Fortunately, there are efforts currently in place to work on increasing female participation in Canadian government. Member of Parliament Niki Ashton launched an online, free campaign school, titled Our Movement, for women and femme people who want tools to successfully get involved in Canadian government. This program started in mid-July and ended August 8, although the webinars are archived and available for viewing. Niki clarified to the National Post that this program aimed to increase female participation in electoral politics: “You see a lot of women involved in grassroots campaigns, grassroots politics. And that’s excellent, that’s really important…but we also need to see that translated into electoral politics.”

These online seminars covered the topics of political organizing, fundraising, campaign management, candidacy, media training, youth issues and issue-based advocacy. I am also pleased to see that these seminars were free. More traditional routes to politics, like law school or connections, have significant financial barriers or continue establishment politics. Hopefully this program, and similar programs, will allow a more diverse group of people to get involved in politics.

While this program was definitely a step in the right direction, there are issues that the Canadian government must address in order to create a safer culture and address the needs of current and future female government representatives. In a survey published this year, 38 female Members of Parliament voluntarily answered questions about their experience with sexual misconduct while in office. Of the 38, 58% reported that they faced some level of sexual misconduct while in office. Four female Members of Parliament said they were sexually assaulted while in office, while 47% of respondents said that they received inappropriate comments on social media.

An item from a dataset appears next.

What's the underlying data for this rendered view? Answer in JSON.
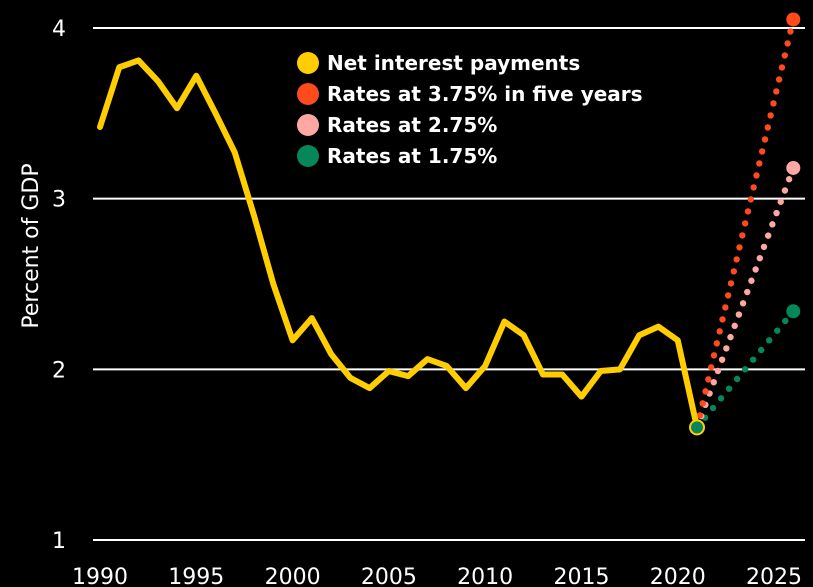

Maternity leave in the House of Commons is also a disaster, which should be reformed to encourage mothers and women who may become pregnant during their term to run for a Member of Parliament position. Currently, new mothers who are Members of Parliament are only permitted to have twenty-one days of medical leave and no way to vote from outside the House of Commons. Additionally, the daycare on Parliament does not take any children under eighteen months. Niki herself gave birth to twins in fall 2017 and brought them to work because she had no other option, and she wanted to show women that mothers can be successful politicians.

It’s time that Canadian government representatives start to reflect the diverse population that lives in Canada, and this includes increasing female representation. The next Canadian Federal Election is in 2019, and I hope to see more female government representatives voted in and play their role in making Canada a better place.